The Colonnaded Street and Temple
As the road curved away from the Royal Tombs, we began walking along what most definitely looked like a Roman street. Turns out it’s seen several avatars before, but this was the very heart of shopping and commerce in Petra. Large stone tiles clicked loudly underfoot as a caravan of camels passed us, a sweet young Bedouin boy selling us a ride in his finest English accent. Ahead, three arched gates led us to the final mile we’d walk to lunch. Walking past the temple of Qasr Al Bint, we licked our lips in anticipation of some much needed shade, cold fizzy drinks, and scrumptious food.
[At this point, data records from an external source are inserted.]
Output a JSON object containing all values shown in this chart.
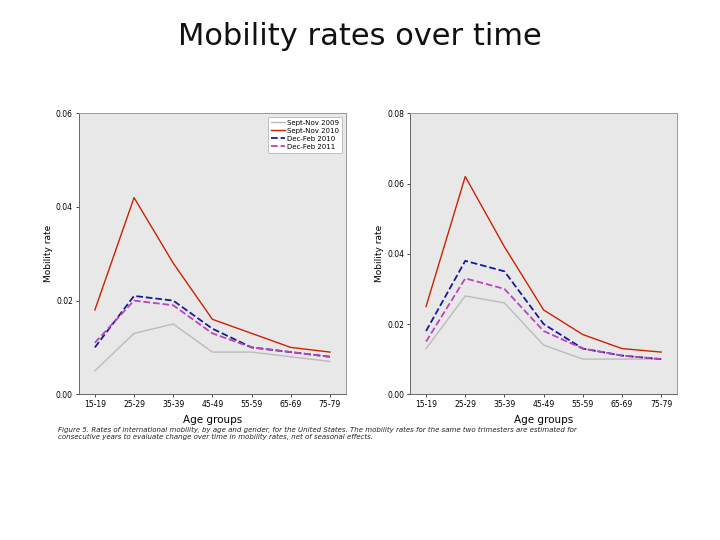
{
  "title": "Mobility rates over time",
  "title_fontsize": 22,
  "xlabel": "Age groups",
  "ylabel": "Mobility rate",
  "age_labels": [
    "15-19",
    "25-29",
    "35-39",
    "45-49",
    "55-59",
    "65-69",
    "75-79"
  ],
  "x_vals": [
    0,
    1,
    2,
    3,
    4,
    5,
    6
  ],
  "panel1": {
    "Sept_Nov_2009": [
      0.005,
      0.013,
      0.015,
      0.009,
      0.009,
      0.008,
      0.007
    ],
    "Sept_Nov_2010": [
      0.018,
      0.042,
      0.028,
      0.016,
      0.013,
      0.01,
      0.009
    ],
    "Dec_Feb_2010": [
      0.01,
      0.021,
      0.02,
      0.014,
      0.01,
      0.009,
      0.008
    ],
    "Dec_Feb_2011": [
      0.011,
      0.02,
      0.019,
      0.013,
      0.01,
      0.009,
      0.008
    ]
  },
  "panel2": {
    "Sept_Nov_2009": [
      0.013,
      0.028,
      0.026,
      0.014,
      0.01,
      0.01,
      0.01
    ],
    "Sept_Nov_2010": [
      0.025,
      0.062,
      0.042,
      0.024,
      0.017,
      0.013,
      0.012
    ],
    "Dec_Feb_2010": [
      0.018,
      0.038,
      0.035,
      0.02,
      0.013,
      0.011,
      0.01
    ],
    "Dec_Feb_2011": [
      0.015,
      0.033,
      0.03,
      0.018,
      0.013,
      0.011,
      0.01
    ]
  },
  "ylim1": [
    0.0,
    0.06
  ],
  "ylim2": [
    0.0,
    0.08
  ],
  "yticks1": [
    0.0,
    0.02,
    0.04,
    0.06
  ],
  "yticks2": [
    0.0,
    0.02,
    0.04,
    0.06,
    0.08
  ],
  "colors": {
    "Sept_Nov_2009": "#bbbbbb",
    "Sept_Nov_2010": "#cc2200",
    "Dec_Feb_2010": "#1a1a99",
    "Dec_Feb_2011": "#bb44bb"
  },
  "legend_labels": [
    "Sept-Nov 2009",
    "Sept-Nov 2010",
    "Dec-Feb 2010",
    "Dec-Feb 2011"
  ],
  "caption": "Figure 5. Rates of international mobility, by age and gender, for the United States. The mobility rates for the same two trimesters are estimated for\nconsecutive years to evaluate change over time in mobility rates, net of seasonal effects.",
  "background_color": "#ffffff",
  "plot_bg": "#e8e8e8"
}
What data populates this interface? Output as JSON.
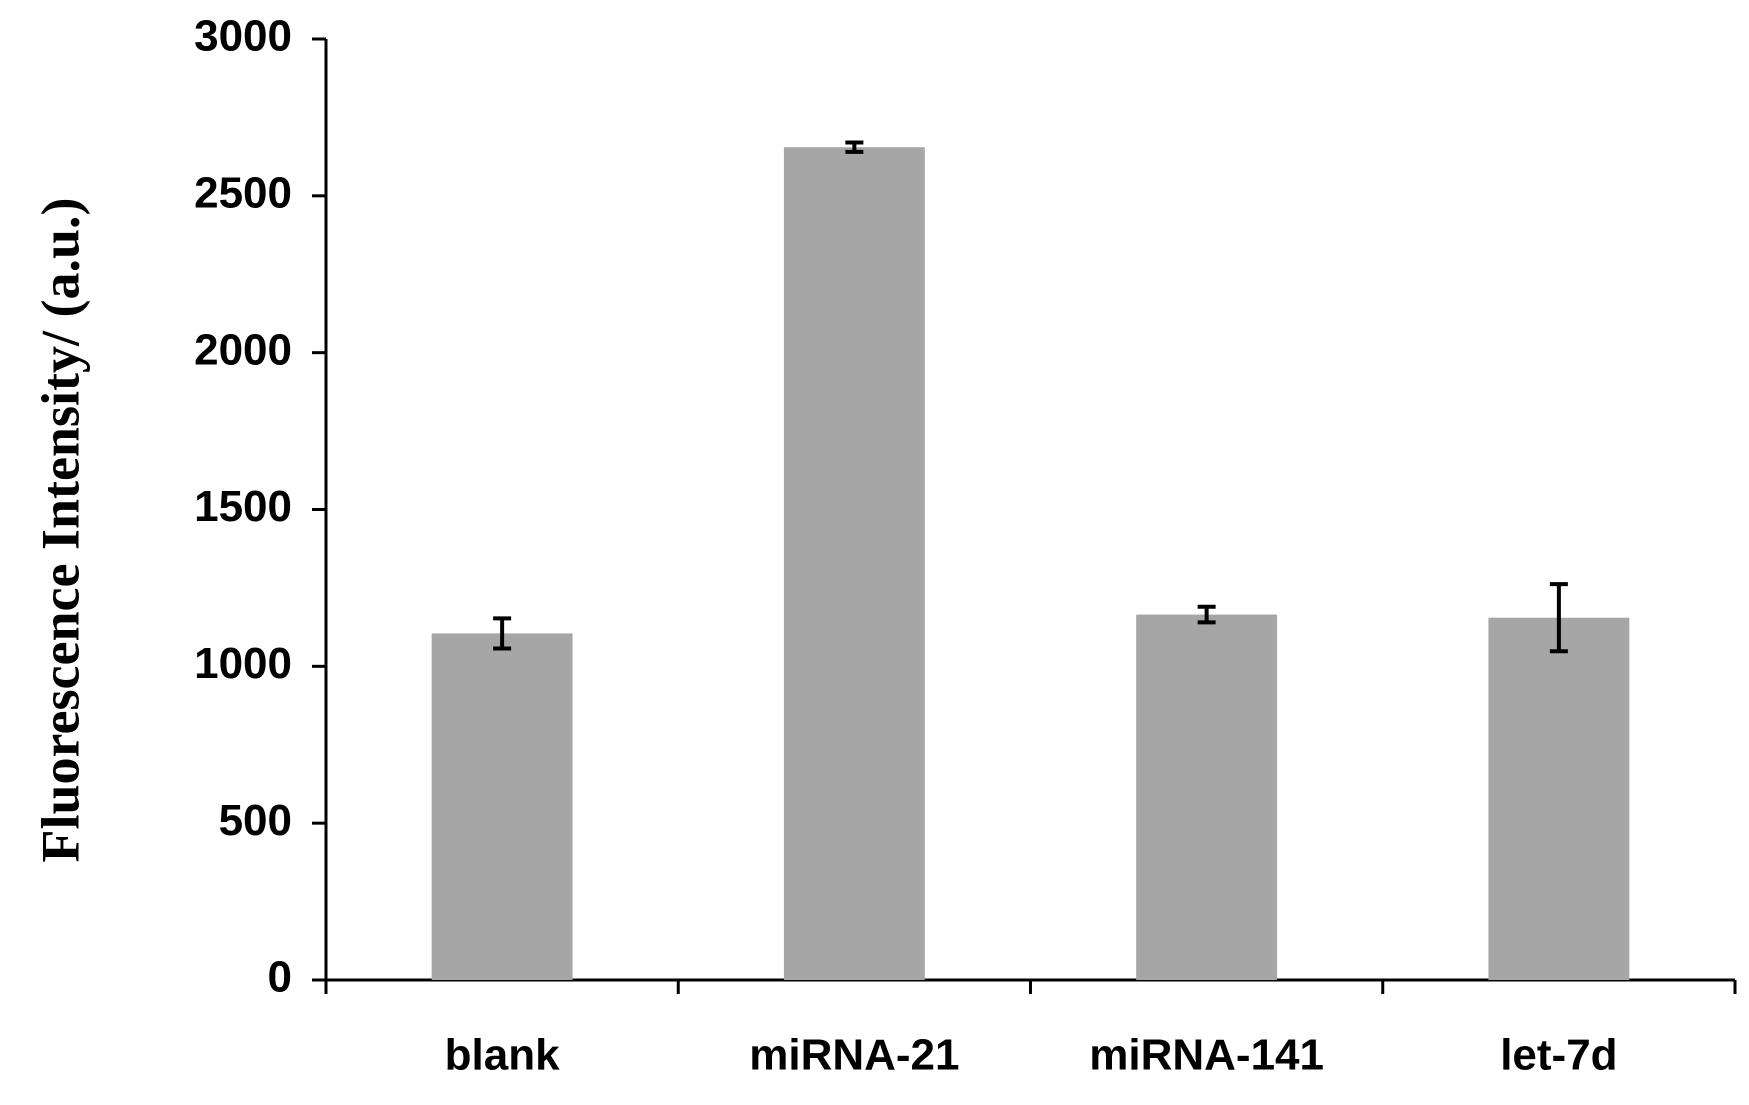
{
  "chart_data": {
    "type": "bar",
    "y_label": "Fluorescence Intensity/ (a.u.)",
    "categories": [
      "blank",
      "miRNA-21",
      "miRNA-141",
      "let-7d"
    ],
    "values": [
      1105,
      2655,
      1165,
      1155
    ],
    "errors": [
      48,
      15,
      25,
      107
    ],
    "color": "#a6a6a6",
    "ylim": [
      0,
      3000
    ],
    "yticks": [
      0,
      500,
      1000,
      1500,
      2000,
      2500,
      3000
    ],
    "grid": false
  }
}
The way back was easier, since I picked a mule to ride to the treasury and then a very bumpy horse carriage to the visitor centre. The sun had let up a little bit, the Siq was empty. The visit however, has still left me completely perplexed about the actual size of the site, and I’m pretty sure while I saw the main focal area, I’ve barely skimmed the surface of the wonders of this one of the seven wonders of the world. Which works out in a way, because I needn’t go looking for excuses to return to the dramatic, impressive and extremely moving Petra.
This post was made possible by the Jordan Tourism Board. Opinions as always are our own.